Amigo, por favor retire suas mãos da
Frente de seus olhos para mim
Eu sei que você quer ir embora, mas
Amigo, por favor não tire a sua vida de mim (Friend, Please - Twenty One Pilots)Hoje eu ia saindo do banho quando ouvi o síndico entrando (ele é o pai do Niall); mais que depressa eu corri pro meu quarto e fechei a porta. Não era pra ele não me ver nu; era porque, pra ser franco, eu não curto aquele síndico. Uma vez ele disse que pintor que pinta homem é porque não sabe pintar mulher.
Tipo do cara que não sabe nada de arte, não é?
Outra vez, eu estava lá encima jogando videogame e tocaram a campainha. Quando eu abri a porta, dois caras disseram que eram da polícia e me mandaram ir embora: queriam ficar sozinhos com o Zayn para interrogar ele. Depois eu fiquei sabendo que o síndico tinha ido na polícia dizer que o meu amigo estava morando aqui, como se ele fosse um criminoso.
Tipo do cara que não sabe que cada um fica na sua, não é?
E ainda por cima, sempre que esse síndico aparece aqui em casa, ou é pra fazer fofoca de alguém do edifício, ou é pra arrastar meu pai e minha mãe para a reunião de condomínio (que eles detestam).
Então eu achei melhor ficar bem quieto aqui no meu quarto.
Mas algumas muitas vezes eu ouvi o nome do Zayn e começei a prestar atenção na conversa da sala. Tive que abrir a porta para escutar meu pai: ele estava falando sobre suicídio, e cada vez que ele e a minha mãe falam nisso eles baixam a voz. O síndico não: ele tem uma voz grossa e grave que, pelo anjo! Até o sussurro dele é alto demais que dá pra ouvir da esquina. E então ele foi sussurrando que o meu amigo tinha ficado marcado por causas das idéias políticas dele (eu não entendi nada do que isso queria dizer) e, quem sabe, ele tinha se suicidado por causa disso?
— Será que ele achava que ia ser preso de novo? – Minha mãe perguntou.
E então começou: política pra cá, política pra lá. Não aguentei mais ficar quieto: fui na sala e falei:
— O Harry disse que o meu amigo morre como todo mundo um dia morre. Não foi de propósito, não!
— Ele tinha que dizer isso, não tinha? – O síndico falou.
Respondi olhando para o meu pai:
— Ele conhecia ele melhor que ninguém, e ela me garantiu que não foi de propósito.
— Ele tinha que dizer isso – O síndico falou de novo – pra ninguém ficar pensando que foi por causa dele que o teu amigo se matou.
Eu não parava de olhar para o meu pai; e o meu pai não parava de olhar para mim.
— Mas por que ele ia fazer isso? – Eu perguntei.
— Porque ele estava doente, Liam.
— Doente? Nós jogamos videogame na véspera. Três partidas. Uma atrás da outra. E ele não tinha nada!
— Doente aqui – me pai bateu na cabeça–; só uma pessoa que está muito doente aqui faz o que ele fez.
— Mas você quer, por favor, me explicar direito tudo que aconteceu?
Minha mãe interrompeu e disse que eles já estavam atrasados para a reunião de condomínio. Eu fiquei nervoso:
— Mas ele era meu amigo!
O síndico levantou:
— Vamos indo?
— Amigo pra valer! Ele mesmo disse que idade não contava pra ser amigo sincero. E eu vou ficar sem saber se foi mesmo de propósito que ele morreu?
A minha mãe me abraçou:
— Você não tem mais que ficar pensando nisso, Liam. Na sua idade, você tem que pensar na vida e não na morte.
— Eu já tenho 17 anos, qual é a idade certa para saber porque meu amigo morreu?
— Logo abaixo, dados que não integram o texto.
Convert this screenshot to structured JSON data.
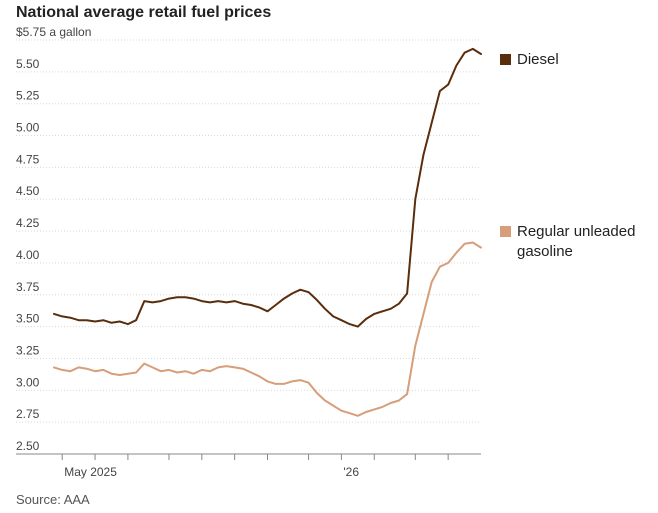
{
  "title": "National average retail fuel prices",
  "source": "Source: AAA",
  "chart_data": {
    "type": "line",
    "title": "National average retail fuel prices",
    "ylabel": "$5.75 a gallon",
    "ylim": [
      2.5,
      5.75
    ],
    "y_ticks": [
      {
        "value": 5.75,
        "label": "$5.75 a gallon"
      },
      {
        "value": 5.5,
        "label": "5.50"
      },
      {
        "value": 5.25,
        "label": "5.25"
      },
      {
        "value": 5.0,
        "label": "5.00"
      },
      {
        "value": 4.75,
        "label": "4.75"
      },
      {
        "value": 4.5,
        "label": "4.50"
      },
      {
        "value": 4.25,
        "label": "4.25"
      },
      {
        "value": 4.0,
        "label": "4.00"
      },
      {
        "value": 3.75,
        "label": "3.75"
      },
      {
        "value": 3.5,
        "label": "3.50"
      },
      {
        "value": 3.25,
        "label": "3.25"
      },
      {
        "value": 3.0,
        "label": "3.00"
      },
      {
        "value": 2.75,
        "label": "2.75"
      },
      {
        "value": 2.5,
        "label": "2.50"
      }
    ],
    "xlim": [
      0,
      52
    ],
    "x_ticks": [
      1,
      5,
      9,
      14,
      18,
      22,
      26,
      31,
      35,
      39,
      44,
      48
    ],
    "x_labels": [
      {
        "at": 1,
        "label": "May 2025"
      },
      {
        "at": 35,
        "label": "'26"
      }
    ],
    "series": [
      {
        "name": "Diesel",
        "legend_label": [
          "Diesel"
        ],
        "color": "#5a2d0c",
        "x": [
          0,
          1,
          2,
          3,
          4,
          5,
          6,
          7,
          8,
          9,
          10,
          11,
          12,
          13,
          14,
          15,
          16,
          17,
          18,
          19,
          20,
          21,
          22,
          23,
          24,
          25,
          26,
          27,
          28,
          29,
          30,
          31,
          32,
          33,
          34,
          35,
          36,
          37,
          38,
          39,
          40,
          41,
          42,
          43,
          44,
          45,
          46,
          47,
          48,
          49,
          50,
          51,
          52
        ],
        "values": [
          3.6,
          3.58,
          3.57,
          3.55,
          3.55,
          3.54,
          3.55,
          3.53,
          3.54,
          3.52,
          3.55,
          3.7,
          3.69,
          3.7,
          3.72,
          3.73,
          3.73,
          3.72,
          3.7,
          3.69,
          3.7,
          3.69,
          3.7,
          3.68,
          3.67,
          3.65,
          3.62,
          3.67,
          3.72,
          3.76,
          3.79,
          3.77,
          3.71,
          3.64,
          3.58,
          3.55,
          3.52,
          3.5,
          3.56,
          3.6,
          3.62,
          3.64,
          3.68,
          3.76,
          4.5,
          4.85,
          5.1,
          5.35,
          5.4,
          5.55,
          5.65,
          5.68,
          5.64
        ]
      },
      {
        "name": "Regular unleaded gasoline",
        "legend_label": [
          "Regular unleaded",
          "gasoline"
        ],
        "color": "#d69e7a",
        "x": [
          0,
          1,
          2,
          3,
          4,
          5,
          6,
          7,
          8,
          9,
          10,
          11,
          12,
          13,
          14,
          15,
          16,
          17,
          18,
          19,
          20,
          21,
          22,
          23,
          24,
          25,
          26,
          27,
          28,
          29,
          30,
          31,
          32,
          33,
          34,
          35,
          36,
          37,
          38,
          39,
          40,
          41,
          42,
          43,
          44,
          45,
          46,
          47,
          48,
          49,
          50,
          51,
          52
        ],
        "values": [
          3.18,
          3.16,
          3.15,
          3.18,
          3.17,
          3.15,
          3.16,
          3.13,
          3.12,
          3.13,
          3.14,
          3.21,
          3.18,
          3.15,
          3.16,
          3.14,
          3.15,
          3.13,
          3.16,
          3.15,
          3.18,
          3.19,
          3.18,
          3.17,
          3.14,
          3.11,
          3.07,
          3.05,
          3.05,
          3.07,
          3.08,
          3.06,
          2.98,
          2.92,
          2.88,
          2.84,
          2.82,
          2.8,
          2.83,
          2.85,
          2.87,
          2.9,
          2.92,
          2.97,
          3.35,
          3.6,
          3.85,
          3.97,
          4.0,
          4.08,
          4.15,
          4.16,
          4.12
        ]
      }
    ]
  }
}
— Você tem outros amigos...
— Que eu não gosto como gostava dele!
— Você tem tanta coisa pra estudar, pra descobrir, pra inventar, para de ficar pensando no que aconteceu com ele e coloca a vida pra frente, meu filho! – Fui saindo e eu fiquei. E fiquei no ar ainda por cima. Voltei para o quarto. Achei que meu pai estava com mais cara de verdade do que o tal Harry. Não é porque ele era meu pai, não; era pelo modo dele olhar no meu olho e o Harry olhar pro chão.
Mas certeza eu não tenho. E fico pensando: será que foi mesmo?
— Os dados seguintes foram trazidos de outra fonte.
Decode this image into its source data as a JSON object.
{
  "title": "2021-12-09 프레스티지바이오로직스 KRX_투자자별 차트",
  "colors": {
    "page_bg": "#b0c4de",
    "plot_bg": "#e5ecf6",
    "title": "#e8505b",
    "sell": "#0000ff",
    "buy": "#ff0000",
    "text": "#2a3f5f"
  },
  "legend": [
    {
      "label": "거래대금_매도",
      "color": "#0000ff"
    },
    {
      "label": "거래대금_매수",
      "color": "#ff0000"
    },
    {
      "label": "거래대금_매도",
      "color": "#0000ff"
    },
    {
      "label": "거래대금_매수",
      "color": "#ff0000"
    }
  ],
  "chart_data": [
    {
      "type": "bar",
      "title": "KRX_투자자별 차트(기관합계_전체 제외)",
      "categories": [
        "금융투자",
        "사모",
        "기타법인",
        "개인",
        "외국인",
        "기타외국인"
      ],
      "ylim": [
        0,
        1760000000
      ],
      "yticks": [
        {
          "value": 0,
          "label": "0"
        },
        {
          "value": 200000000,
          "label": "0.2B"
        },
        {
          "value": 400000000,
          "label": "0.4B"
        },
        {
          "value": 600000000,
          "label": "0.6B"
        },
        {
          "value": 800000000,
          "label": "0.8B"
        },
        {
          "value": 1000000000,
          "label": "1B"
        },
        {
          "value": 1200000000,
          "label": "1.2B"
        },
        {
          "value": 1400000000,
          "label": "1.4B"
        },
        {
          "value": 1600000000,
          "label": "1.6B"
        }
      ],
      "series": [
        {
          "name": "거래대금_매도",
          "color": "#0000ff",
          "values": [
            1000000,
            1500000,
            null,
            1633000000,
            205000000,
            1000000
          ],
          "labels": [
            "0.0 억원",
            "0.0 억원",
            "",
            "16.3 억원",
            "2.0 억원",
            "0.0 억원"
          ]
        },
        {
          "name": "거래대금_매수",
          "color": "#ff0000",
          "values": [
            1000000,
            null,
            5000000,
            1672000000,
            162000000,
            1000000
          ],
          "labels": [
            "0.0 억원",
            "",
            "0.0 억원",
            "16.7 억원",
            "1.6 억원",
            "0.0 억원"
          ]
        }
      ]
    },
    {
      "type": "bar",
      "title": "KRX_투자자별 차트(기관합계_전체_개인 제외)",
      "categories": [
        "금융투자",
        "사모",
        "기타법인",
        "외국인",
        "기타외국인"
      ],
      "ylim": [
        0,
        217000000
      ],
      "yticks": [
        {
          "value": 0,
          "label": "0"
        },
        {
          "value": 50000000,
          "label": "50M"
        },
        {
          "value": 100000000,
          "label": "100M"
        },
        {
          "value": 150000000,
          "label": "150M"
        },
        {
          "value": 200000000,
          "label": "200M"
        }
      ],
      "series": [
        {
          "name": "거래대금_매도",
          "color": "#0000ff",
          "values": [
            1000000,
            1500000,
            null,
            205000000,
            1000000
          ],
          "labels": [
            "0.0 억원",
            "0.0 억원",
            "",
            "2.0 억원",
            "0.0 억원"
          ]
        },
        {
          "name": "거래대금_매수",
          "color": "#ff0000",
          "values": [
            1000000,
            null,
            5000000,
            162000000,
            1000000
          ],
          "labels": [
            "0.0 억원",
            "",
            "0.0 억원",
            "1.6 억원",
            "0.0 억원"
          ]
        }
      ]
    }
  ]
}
E se foi mesmo, foi por quê?
Ele gostava tanto de pintar, de jogar videogame, de comer, de pensar, ele gostava do relógio tocando e se via uma flor lá embaixo logo se abaixava na janela para me dizer, olhar que coisa bonita.
Eu gostava quando ele me ensinava sobre as coisas da vida dele, de pintar, de beijar, o jeito como ele tentava me fazer aprender sobre os problemas da adolescência, usava sua experiência para falar, embora não gostasse muito de conversar.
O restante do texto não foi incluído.